El Ángel del agua y el amo del caballo


Si alguien le hubiera dicho que expresara lo que veía, lo primero que se le habría ocurrido era que los muertos habían vuelto a la vida para matarla (a la vida).
Los quebrachos se estiraban ásperos y agresivos. De espinas rudas y gruesas, apenas si se movían ante la brisa que rodaba desde el monte de laderas vertiginosas. Las raíces arañaban penosas las piedras de filo que yacían sosegadas y milenarias bajo el sol
despiadado e incendiario. El calor desfiguraba el pajonal de una manera casi poética, al compás de la bandada que se deslizaba desafiante y solitaria en ese cielo que ahora parecía el aposento del diablo, más que de Dios.-
-¡Qué calor, Zaino!- repetía mientras palmeaba al pobre caballo, esclavo de todas sus aventuras estrafalarias.

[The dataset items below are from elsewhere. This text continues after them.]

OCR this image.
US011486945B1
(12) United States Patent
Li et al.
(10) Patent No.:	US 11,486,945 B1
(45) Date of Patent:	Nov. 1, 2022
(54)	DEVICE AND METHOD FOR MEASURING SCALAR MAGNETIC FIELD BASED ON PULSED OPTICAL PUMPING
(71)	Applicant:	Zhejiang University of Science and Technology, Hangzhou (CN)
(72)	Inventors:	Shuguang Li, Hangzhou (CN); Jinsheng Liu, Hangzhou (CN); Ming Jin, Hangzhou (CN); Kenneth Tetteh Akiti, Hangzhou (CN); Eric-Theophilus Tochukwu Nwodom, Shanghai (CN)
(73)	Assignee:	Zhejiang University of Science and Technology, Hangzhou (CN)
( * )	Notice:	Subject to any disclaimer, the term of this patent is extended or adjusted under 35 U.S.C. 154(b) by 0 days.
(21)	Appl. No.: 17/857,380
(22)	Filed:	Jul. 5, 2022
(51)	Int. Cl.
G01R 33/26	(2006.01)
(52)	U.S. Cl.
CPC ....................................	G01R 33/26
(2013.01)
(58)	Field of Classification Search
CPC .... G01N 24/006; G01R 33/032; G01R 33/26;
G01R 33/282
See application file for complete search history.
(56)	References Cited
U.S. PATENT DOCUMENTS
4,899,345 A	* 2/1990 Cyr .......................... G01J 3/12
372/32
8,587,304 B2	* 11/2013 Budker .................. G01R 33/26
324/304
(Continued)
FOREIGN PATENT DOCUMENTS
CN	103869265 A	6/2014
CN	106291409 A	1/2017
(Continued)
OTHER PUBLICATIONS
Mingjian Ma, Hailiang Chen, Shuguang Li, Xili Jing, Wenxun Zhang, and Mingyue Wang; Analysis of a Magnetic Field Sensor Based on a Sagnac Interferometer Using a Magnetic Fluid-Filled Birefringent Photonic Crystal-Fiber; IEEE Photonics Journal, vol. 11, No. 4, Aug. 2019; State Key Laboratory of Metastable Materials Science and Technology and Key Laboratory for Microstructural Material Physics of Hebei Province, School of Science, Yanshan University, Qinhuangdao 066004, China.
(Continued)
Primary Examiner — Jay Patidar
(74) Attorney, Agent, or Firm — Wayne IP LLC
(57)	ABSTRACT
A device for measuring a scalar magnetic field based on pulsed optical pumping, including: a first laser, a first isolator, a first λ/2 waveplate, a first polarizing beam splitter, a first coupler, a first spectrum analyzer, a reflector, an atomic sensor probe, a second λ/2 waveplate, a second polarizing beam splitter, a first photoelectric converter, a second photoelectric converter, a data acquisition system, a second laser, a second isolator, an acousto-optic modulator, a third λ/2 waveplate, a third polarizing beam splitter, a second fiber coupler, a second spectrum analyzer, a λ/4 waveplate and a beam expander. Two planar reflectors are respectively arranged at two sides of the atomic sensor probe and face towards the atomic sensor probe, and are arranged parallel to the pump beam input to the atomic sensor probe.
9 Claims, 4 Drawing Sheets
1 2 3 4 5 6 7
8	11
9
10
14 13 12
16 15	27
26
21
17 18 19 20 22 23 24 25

Zaino hubiera querido responderle de buena gana, pero este
loco se iba a morir del susto, y entonces… ¡vaya a saber quién se
ocuparía de él!
-Para colmo, Zaino, ni una nube ¡Esto es inhumano! ¡Nunca vi un calor igual! ¡Qué lo parió…! Y Zaino se detuvo bajo el quebracho, con las fuerzas caducas.
Quería agua y de paso, quería vida. Su amo se acodó en su cogote de crines chorreadas y pudo ver sus ojos. Sabía lo que su caballo
quería.
El Amo del Caballo se bajó y comenzó a caminar solo, en busca del Ángel del Agua, aquel que conoció en sueños infantiles. El Ángel del Agua había derrotado, en una furiosa batalla, a los muertos que se habían levantado en una tarde de tanto calor que
hasta las víboras se enroscaban bajo las pajas bravas. El Ángel del Agua se le había aparecido un día trayéndole una mula perdida, y lo había saludado desde lejos con la mano extendida hacia el cielo, indicándole que ya venía el agua para su cosecha y sus animales. Los muertos penosos se cruzaban delante de él con la esperanza seca, sin nada que perder. El Amo del Caballo los espantó con el sombrero y tambaleó su andar hasta caer al suelo. Y allí se quedó, clavado casi de pies y manos al suelo, con la boca abierta y exhalando el último grito celestial que le traería a su Ángel del Agua. El Ángel del Agua pisó el suelo sin hacer ruido. Primero bañó al caballo y de su propia mano le dio agua. Después voló hasta donde estaba el Amo del Caballo, le dio tanto líquido bendito que produjo en él una creciente sagrada de fe.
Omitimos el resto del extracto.